ONEZERO - Ones and zeros

Certain positive integers have their decimal representation consisting only of ones and zeros, and having at least one digit one, e.g. 101. If a positive integer does not have such a property, one can try to multiply it by some positive integer to find out whether the product has this property.

Input

Number K of test cases (K is approximately 1000);
in each of the next K lines there is one integer n (1 <= n <= 20000)

Output

For each test case, your program should compute the smallest multiple of the number n consisting only of digits 1 and 0 (beginning with 1).

Example

Input:
3
17
11011
17

Output:
11101
11011
11101

Added by:Paweł Dobrzycki
Date:2005-05-26
Time limit:8s
Source limit:4096B
Memory limit:1536MB
Cluster: Cube (Intel G860)
Languages:All except: NODEJS PERL6 VB.NET
Resource:II Polish Olympiad in Informatics, Ist Stage

hide comments
2023-01-20 09:18:35
go to Errichto youtube channel, he's explained in depth.
2022-06-01 10:32:00
@aryan__0406
If n = 8, the result will be 1000
2021-08-11 13:57:28
The question is good but I/O bounds should have been mentioned more clearly.
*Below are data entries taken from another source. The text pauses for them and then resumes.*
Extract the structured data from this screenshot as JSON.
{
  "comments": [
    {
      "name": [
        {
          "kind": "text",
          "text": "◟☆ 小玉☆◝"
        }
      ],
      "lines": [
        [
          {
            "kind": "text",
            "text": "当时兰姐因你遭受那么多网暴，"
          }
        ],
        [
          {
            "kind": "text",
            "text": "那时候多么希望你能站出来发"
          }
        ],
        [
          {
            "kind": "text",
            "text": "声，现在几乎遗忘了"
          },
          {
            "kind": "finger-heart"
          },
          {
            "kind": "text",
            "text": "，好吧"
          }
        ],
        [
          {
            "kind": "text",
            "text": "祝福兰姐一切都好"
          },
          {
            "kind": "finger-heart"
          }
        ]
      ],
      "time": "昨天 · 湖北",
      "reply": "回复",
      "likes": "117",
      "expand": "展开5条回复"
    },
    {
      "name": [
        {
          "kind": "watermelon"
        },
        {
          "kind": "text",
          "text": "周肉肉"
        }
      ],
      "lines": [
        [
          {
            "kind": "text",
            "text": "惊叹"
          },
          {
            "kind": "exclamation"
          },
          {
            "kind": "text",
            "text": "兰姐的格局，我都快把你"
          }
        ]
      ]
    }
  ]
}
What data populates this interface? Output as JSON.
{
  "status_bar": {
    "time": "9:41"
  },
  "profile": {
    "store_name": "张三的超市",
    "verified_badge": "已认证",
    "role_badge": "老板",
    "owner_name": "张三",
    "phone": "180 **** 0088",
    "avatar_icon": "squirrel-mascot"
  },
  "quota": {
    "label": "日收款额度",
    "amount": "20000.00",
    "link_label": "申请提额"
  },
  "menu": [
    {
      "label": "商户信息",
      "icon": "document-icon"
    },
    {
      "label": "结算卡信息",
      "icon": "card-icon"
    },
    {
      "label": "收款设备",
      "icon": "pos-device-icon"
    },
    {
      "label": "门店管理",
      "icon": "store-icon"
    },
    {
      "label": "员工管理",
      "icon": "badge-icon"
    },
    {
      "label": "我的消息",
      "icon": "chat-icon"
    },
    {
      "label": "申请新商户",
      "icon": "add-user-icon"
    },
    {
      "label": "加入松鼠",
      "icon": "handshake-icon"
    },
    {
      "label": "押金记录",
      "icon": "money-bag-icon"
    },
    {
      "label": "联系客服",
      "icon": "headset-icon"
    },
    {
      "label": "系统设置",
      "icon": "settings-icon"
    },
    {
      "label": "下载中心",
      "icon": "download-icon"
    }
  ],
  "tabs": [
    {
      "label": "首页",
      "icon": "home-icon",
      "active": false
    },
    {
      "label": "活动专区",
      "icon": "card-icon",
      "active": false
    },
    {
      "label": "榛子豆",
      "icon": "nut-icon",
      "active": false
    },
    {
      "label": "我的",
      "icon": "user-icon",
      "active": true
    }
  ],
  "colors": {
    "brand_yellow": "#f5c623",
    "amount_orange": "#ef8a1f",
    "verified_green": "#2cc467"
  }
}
Since the questioner has not bothered to provide that information let me provide it to you.

Input
1 <= n <= 20000

Output
may not fit in long long int
2020-10-11 09:18:22
simple bfs to consider all possible permutations of 0 and 1, starting with 1. :)
2020-06-27 01:56:52
it is beautiful to understand a proof that an answer always exists
2020-06-12 13:16:16
can anyone explain the algorithm
2020-05-30 16:06:17
ez from LMH
2020-05-07 23:48:13
Good Question. Worth it!
2020-05-06 20:47:27
Every number till 20000 don't have such property such as 8.So in test cases only those numbers will be given which are valid.So chill!
2020-04-28 15:28:44
Is it guaranteed that an answer will exist?